Qatar threatens potential withdrawal of investment from UK
“If there was ever any doubt that Gulf investors in Europe view their capital as ‘hush money’, this should make it clear,” says Radha Stirling, CEO of Detained in Doha and Due Process International regarding Qatar’s announcement that all current and future investment in the UK will be under review following a ban on tourism advertising on the London Underground.
Transport for London (TfL) recently rejected allowing ads promoting Qatar as a tourist destination that were to appear on the city’s trains, citing the Gulf State’s repressive anti-LGBT laws. “The TfL does not wish to promote tourism to countries that criminalise people’s sexuality or are otherwise oppressive and unsafe,” Stirling explained, “But Qatar believes that their money should not only silence Western criticism, it should compel our praise, and they should be allowed to advertise to the British public without restriction.
“We have been warning for years that Gulf investment in the UK and Europe is used as leverage by countries like the UAE and Qatar to commit human rights abuses with impunity; that they view their investments as strategic bribes to mute criticism and resist reforms. Now Qatar’s response to the advertising ban is to threaten the withdrawal of its $40 billion investments in the UK, and to potentially suspend future investments; meaning, they have tied their business deals in Britain to our political and moral acquiescence.”
Currently, Qatar’s sovereign wealth fund holds significant assets in the UK, including the luxury store Harrods, the Shard skyscraper and Canary Wharf. Doha also owns Chelsea Barracks, the Savoy and Grosvenor House hotels, 22 percent of Sainsbury’s supermarkets, six percent of Barclays bank, and holds a 20 percent stake in Heathrow airport. Additionally, Qatar has pledged to inject another $10 billion into a variety of sectors in the UK over the next 5 years. The number of properties owned by Qatari individuals in London climbed by nearly 50 percent between 2018 and 2021.
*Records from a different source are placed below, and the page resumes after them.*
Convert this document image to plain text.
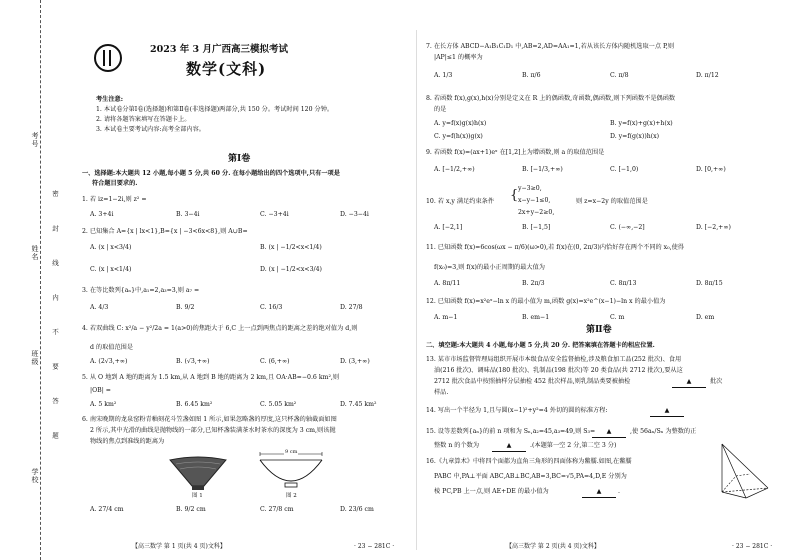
考号
姓名
班级
学校
密 封 线 内 不 要 答 题
2023 年 3 月广西高三模拟考试
数学(文科)
考生注意:
1. 本试卷分第Ⅰ卷(选择题)和第Ⅱ卷(非选择题)两部分,共 150 分。考试时间 120 分钟。
2. 请将各题答案填写在答题卡上。
3. 本试卷主要考试内容:高考全部内容。
第Ⅰ卷
一、选择题:本大题共 12 小题,每小题 5 分,共 60 分. 在每小题给出的四个选项中,只有一项是
符合题目要求的.
1. 若 iz=1−2i,则 z² =
A. 3+4i	B. 3−4i	C. −3+4i	D. −3−4i
2. 已知集合 A={x | lx<1},B={x | −3<6x<8},则 A∪B=
A. (x | x<3/4)	B. (x | −1/2<x<1/4)
C. (x | x<1/4)	D. (x | −1/2<x<3/4)
3. 在等比数列{aₙ}中,a₁=2,a₃=3,则 a₇ =
A. 4/3	B. 9/2	C. 16/3	D. 27/8
4. 若双曲线 C: x²/a − y²/2a = 1(a>0)的焦距大于 6,C 上一点到两焦点的距离之差的绝对值为 d,则
d 的取值范围是
A. (2√3,+∞)	B. (√3,+∞)	C. (6,+∞)	D. (3,+∞)
5. 从 O 地到 A 地的距离为 1.5 km,从 A 地到 B 地的距离为 2 km,且 OA·AB=−0.6 km²,则
|OB| =
A. 5 km²	B. 6.45 km²	C. 5.05 km²	D. 7.45 km²
6. 南宋晚期的龙泉窑粉青釉刻花斗笠盏如图 1 所示,如果忽略盏的厚度,这只杯盏的轴截面如图
2 所示,其中光滑的曲线是抛物线的一部分,已知杯盏装满茶水时茶水的深度为 3 cm,则该抛
物线的焦点到准线的距离为
图 1
9 cm
图 2
A. 27/4 cm	B. 9/2 cm	C. 27/8 cm	D. 23/6 cm
【高三数学 第 1 页(共 4 页)文科】	· 23 − 281C ·
7. 在长方体 ABCD−A₁B₁C₁D₁ 中,AB=2,AD=AA₁=1,若从该长方体内随机选取一点 P,则
|AP|≤1 的概率为
A. 1/3	B. π/6	C. π/8	D. π/12
8. 若函数 f(x),g(x),h(x)分别是定义在 R 上的偶函数,奇函数,偶函数,则下列函数不是偶函数
的是
A. y=f(x)g(x)h(x)	B. y=f(x)+g(x)+h(x)
C. y=f(h(x))g(x)	D. y=f(g(x))h(x)
9. 若函数 f(x)=(ax+1)eˣ 在[1,2]上为增函数,则 a 的取值范围是
A. [−1/2,+∞)	B. [−1/3,+∞)	C. [−1,0)	D. [0,+∞)
10. 若 x,y 满足约束条件 { y−3≥0,
x−y−1≤0,
2x+y−2≥0,
则 z=x−2y 的取值范围是
A. [−2,1]	B. [−1,5]	C. (−∞,−2]	D. [−2,+∞)
11. 已知函数 f(x)=6cos(ωx − π/6)(ω>0),若 f(x)在(0, 2π/3)内恰好存在两个不同的 x₀,使得
f(x₀)=3,则 f(x)的最小正周期的最大值为
A. 8π/11	B. 2π/3	C. 8π/13	D. 8π/15
12. 已知函数 f(x)=x²eˣ−ln x 的最小值为 m,函数 g(x)=x²e^(x−1)−ln x 的最小值为
A. m−1	B. em−1	C. m	D. em
第Ⅱ卷
二、填空题:本大题共 4 小题,每小题 5 分,共 20 分. 把答案填在答题卡的相应位置.
13. 某市市场监督管理局组织开展市本级食品安全监督抽检,涉及粮食加工品(252 批次)、食用
油(216 批次)、调味品(180 批次)、乳制品(198 批次)等 20 类食品(共 2712 批次),要从这
2712 批次食品中按照抽样分层抽检 452 批次样品,则乳制品类要被抽检	▲	批次
样品.
14. 写出一个半径为 1,且与圆(x−1)²+y²=4 外切的圆的标准方程:	▲
15. 设等差数列{aₙ}的前 n 项和为 Sₙ,a₂=45,a₃=49,则 S₃=	▲	,使 56aₙ/Sₙ 为整数的正
整数 n 的个数为	▲	.(本题第一空 2 分,第二空 3 分)
16.《九章算术》中将四个面都为直角三角形的四面体称为鳖臑.如图,在鳖臑
PABC 中,PA⊥平面 ABC,AB⊥BC,AB=3,BC=√5,PA=4,D,E 分别为
棱 PC,PB 上一点,则 AE+DE 的最小值为	▲	.
【高三数学 第 2 页(共 4 页)文科】	· 23 − 281C ·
“Qatar, the UAE, and Saudi Arabia are among the UK’s biggest investors,” Stirling said, “They seized upon the economic uncertainties following Brexit and the pandemic, believing Britain to be vulnerable, and they are using their investments as instruments of coercion and compliance. When they buy property or fund projects in the UK and Europe, they believe it should buy them the silence and capitulation of our governments with regards to their oppressive regimes. Qatar apparently believes that they have bought the right to dictate the policies of the TfL; what’s next? Will Doha and Dubai start telling the FCDO what to say in their travel advisories? The Gulf views their investments as having expansive social, cultural, and political ramifications – it is not simply business for them; they think it endows them with extralegal rights and privileges; and if they discover it does not, they will withdraw. The UK government and the British business community need to reassess the sustainability of Gulf investments when they come with such presumptive conditions.”